Thespis fut le premier qui, barbouillé de lie,
Promena par les bourgs cette heureuse folie,
Et d'acteurs mal ornes chargeant un tombereau,
Amusa les passants d'un spectacle nouveau.
BOILEAU, Art poétique (1).

De ces chariots, de ces échafauds qu'on dressait à la hâte jusqu'à une construction plus stable, plus solide, la transition ne dut être ni longue ni difficile. Cependant ces premiers théâtres furent de bois :

Eschyle dans le choeur jeta les personnages,
D'un masque plus honnête habilla les visages,
Sur les ais d'un théâtre en public exhaussé,
Fit paraître l'acteur d'un brodequin chaussé.
Ibid (2).

Le théâtre de bois d'Athènes s'écroula pendant qu'on jouait une pièce d'un ancien auteur nommé Pratinas, qui écrivait dans la 70e olympiade (3). Par suite de cet accident, peu après la défaite de Xerxès, dans la 75e olympiade (4), Thémistocle fit construire le premier théâtre de pierre qui ait été élevé en Grèce ; je dis le premier en Grèce, parce qu'il paraît que les colonies grecques avaient devancé le mouvement de la métropole. A Ségeste en Sicile, et dans l'île de Cysthène, aujourd'hui Castello-Rosso, à la pointe méridionale de l'Asie Mineure, on trouve des théâtres qui paraissent être d'une très haute antiquité. Leur disposition est très simple, et ils n'ont qu'un seul étage de gradins, une seule précinction, à laquelle conduisent deux escaliers disposés d'une manière arbitraire et non symétrique, et qui probablement dépendait de la situation et des convenances locales. A Adria, colonie des Etrusques, on observe encore les restes d'un théâtre en briques, qui ne peut être un ouvrage des Romains, mais qui doit dater d'une antiquité plus reculée, ainsi que le prouvent et son architecture et l'histoire de la ville. Il paraît donc évident que les colonies grecques, ou des peuples qui avaient eu avec les Grecs des rapports à une époque très reculée, eurent des théâtres de pierre quand la Grèce n'avait encore que des théâtres de bois ; mais aussi ces premiers théâtres étaient loin de la perfection de celui qui fut construit par Thémistocle, édifice qui devait servir de type à tous ceux qu'élevèrent dans la suite les Grecs et les Romains.

Le théâtre antique se composait de deux parties principales : 1° la partie semi-circulaire, appelée en grec koilon (le creux), en latin cavea ou visorium, réservée aux spectateurs ; 2° la partie rectangulaire, la scène, destinée à la représentation des pièces.

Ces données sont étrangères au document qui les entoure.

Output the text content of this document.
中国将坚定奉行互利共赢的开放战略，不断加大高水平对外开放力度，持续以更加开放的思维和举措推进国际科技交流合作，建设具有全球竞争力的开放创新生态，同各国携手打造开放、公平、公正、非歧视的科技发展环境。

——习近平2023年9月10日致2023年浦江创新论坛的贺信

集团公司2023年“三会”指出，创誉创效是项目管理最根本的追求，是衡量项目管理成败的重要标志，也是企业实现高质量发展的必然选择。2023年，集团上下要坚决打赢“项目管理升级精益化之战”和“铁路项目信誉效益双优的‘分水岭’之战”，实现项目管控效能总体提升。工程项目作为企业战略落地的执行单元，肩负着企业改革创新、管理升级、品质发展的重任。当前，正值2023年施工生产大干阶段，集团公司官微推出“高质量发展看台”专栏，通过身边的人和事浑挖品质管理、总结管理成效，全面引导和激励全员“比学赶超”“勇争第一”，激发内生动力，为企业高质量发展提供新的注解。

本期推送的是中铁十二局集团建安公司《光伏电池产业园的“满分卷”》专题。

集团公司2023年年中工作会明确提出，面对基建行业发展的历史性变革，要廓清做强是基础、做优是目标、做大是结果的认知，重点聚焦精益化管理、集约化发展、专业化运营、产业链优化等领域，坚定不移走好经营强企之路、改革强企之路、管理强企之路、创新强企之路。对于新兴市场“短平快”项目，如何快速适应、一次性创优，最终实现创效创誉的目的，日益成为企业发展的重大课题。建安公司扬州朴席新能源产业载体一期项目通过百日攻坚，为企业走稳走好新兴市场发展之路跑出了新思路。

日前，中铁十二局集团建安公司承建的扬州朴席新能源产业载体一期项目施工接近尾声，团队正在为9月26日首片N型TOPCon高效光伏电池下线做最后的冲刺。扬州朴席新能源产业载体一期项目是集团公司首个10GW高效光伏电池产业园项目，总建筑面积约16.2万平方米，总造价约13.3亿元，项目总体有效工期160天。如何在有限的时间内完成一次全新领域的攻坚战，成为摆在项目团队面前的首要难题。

Le koilon ou cavea, en italien gradinata, et que nous appelons à tort l'amphithéâtre, était garni de plusieurs rangs de gradins semi-circulaires, en fuite les uns sur les autres et de plus en plus élevés en s'éloignant de la scène, afin que les spectateurs ne fussent pas gênés par ceux qui étaient devant eux. Ordinairement les gradins étaient comme séparés en plusieurs ordres ou étages par des galeries également semi-circulaires, nommées diazwma, baltei, ou praecinctiones. Selon l'étendue des théâtres, ils avaient une, deux ou trois praecinctiones, qui formaient des divisions portant les noms de ima, media et summa cavea.

Dans les théâtres grecs, chaque classe de citoyens avait ses sièges distincts. Les premiers rangs étaient occupés par les agonothètes, ou juges des pièces de théâtre, par les magistrats, par les généraux d'armée et les prêtres ; les citoyens aisés occupaient les rangs intermédiaires, et le commun du peuple était relégué aux places les plus élevées.

Dans les théâtres romains, les patriciens, les plébéiens, les femmes, furent longtemps confondus sans aucune distinction ; le peuple entrait pêle-mêle, et les places étaient au premier occupant. L'an de Rome 559, deux édiles, Serranus et Scribonius, d'après l'avis de Scipion l'Africain (5), qui à cette occasion perdit beaucoup de sa popularité, abolirent cette habitude de la vieille liberté et séparèrent les sénateurs des plébéiens. La loi Roscia réserva les quatorze rangs inférieurs de gradins aux personnes élevées en dignité (6). Enfin Auguste compléta la réforme, et voici comment ce fait est rapporté par Suétone : «Frappé de l'injure faite à un sénateur à qui, dans les jeux célébrés à Pouzzoles, aucun des nombreux spectateurs n'avait fait place, il corrigea le désordre et la confusion qui régnaient dans les spectacles. Il fit pour cela décréter par le sénat qu'à tout spectacle public, et en quelque lieu que ce fût, le premier rang de sièges resterait vacant pour les sénateurs (7) ; il défendit que les ambassadeurs des nations libres et alliées fussent assis à l'orchestre, parce qu'il découvrit que quelques-uns d'entre eux étaient fils d'affranchis (8). Il sépara le peuple des soldats ; les plébéiens mariés eurent une place marquée ; il y en eut une pour les enfants, et, auprès, d'autres pour les précepteurs. Il ordonna que les gens mal vêtus ne pourraient se placer à l'amphithéâtre ; il ne permit aux femmes de voir les combats de gladiateurs que du lieu le plus élevé, tandis qu'elles étaient accoutumées auparavant à rester confondues avec les autres spectateurs. Il n'accorda qu'aux seules vestales une place séparée au théâtre, et vis-à-vis la tribune du préteur. Il éloigna tellement les femmes de la vue des athlètes, que, dans les jeux qu'il donna comme pontife, le peuple lui demandant un couple de lutteurs, il le remit au lendemain, et proclama qu'il ne trouvait pas bon que les femmes vinssent au théâtre avant la cinquième heure du jour (9)».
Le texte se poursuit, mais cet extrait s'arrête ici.